Have your doctor document your limitations.  Second, ask your treating specialist to assess your functional limitations on a Residual Functional Capacity form or in a narrative report. Your doctor should describe any restrictions you experience with lifting, carrying, sitting, standing, walking, stooping, and bending. Secondary symptoms such as fatigue and poor concentration should also be noted, especially if your doctor believes you would frequently be absent from work or require unscheduled breaks.
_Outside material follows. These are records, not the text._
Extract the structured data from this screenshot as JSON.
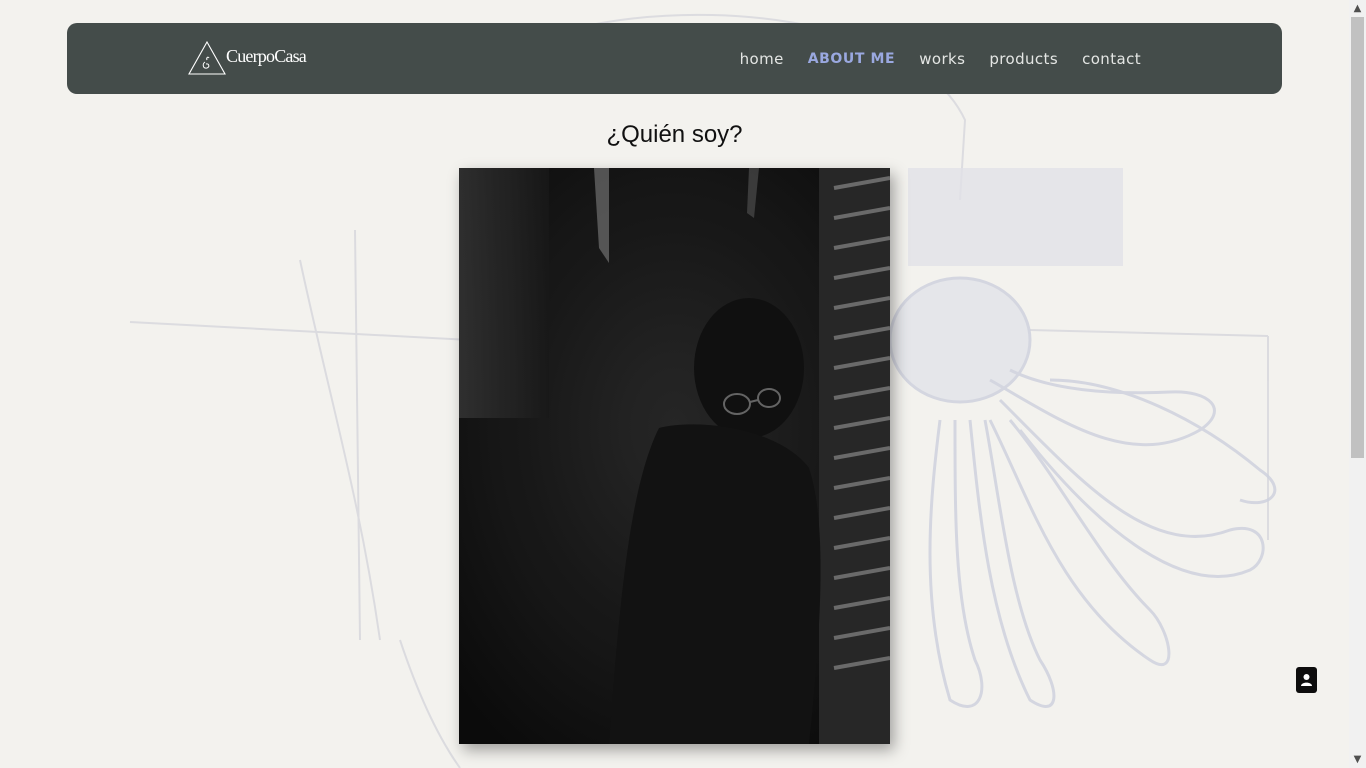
{
  "header": {
    "logo_text": "CuerpoCasa",
    "nav": [
      {
        "label": "home",
        "active": false
      },
      {
        "label": "ABOUT ME",
        "active": true
      },
      {
        "label": "works",
        "active": false
      },
      {
        "label": "products",
        "active": false
      },
      {
        "label": "contact",
        "active": false
      }
    ]
  },
  "main": {
    "title": "¿Quién soy?"
  },
  "fab": {
    "icon": "contact-card-icon"
  },
  "scrollbar": {
    "up_glyph": "▲",
    "down_glyph": "▼"
  },
  "colors": {
    "header_bg": "#444c4a",
    "nav_active": "#9aa8e0",
    "page_bg": "#f3f2ee"
  }
}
The more detail and explanation your physician can provide for the assessed limitations, the better for your case.

Gather other statements and opinions.  Finally, disability attorneys often recommend submitting statements from friends, family members, and colleagues describing their observations of your physical limitations. Favorable disability decisions from the Social Security Administration, Workers' Compensation board, or other sources should also be submitted. Whatever evidence you submit, make sure that your LTD carrier receives it before the administrative appeals process closes. If your case is appealed to federal court, most judges limit their review to the "administrative record" that was before your insurer -- that is, the evidence that your insurer had access to during its internal appeal process.

Hire a Disability Attorney

While some degree of back discomfort is typical as you age, severe pain that interferes with your daily life and ability to work may give rise to a disability claim. The single best choice you can make to increase your chances of success is to hire a qualified disability attorney to represent you. LTD carriers have experienced attorneys working for them; you should too.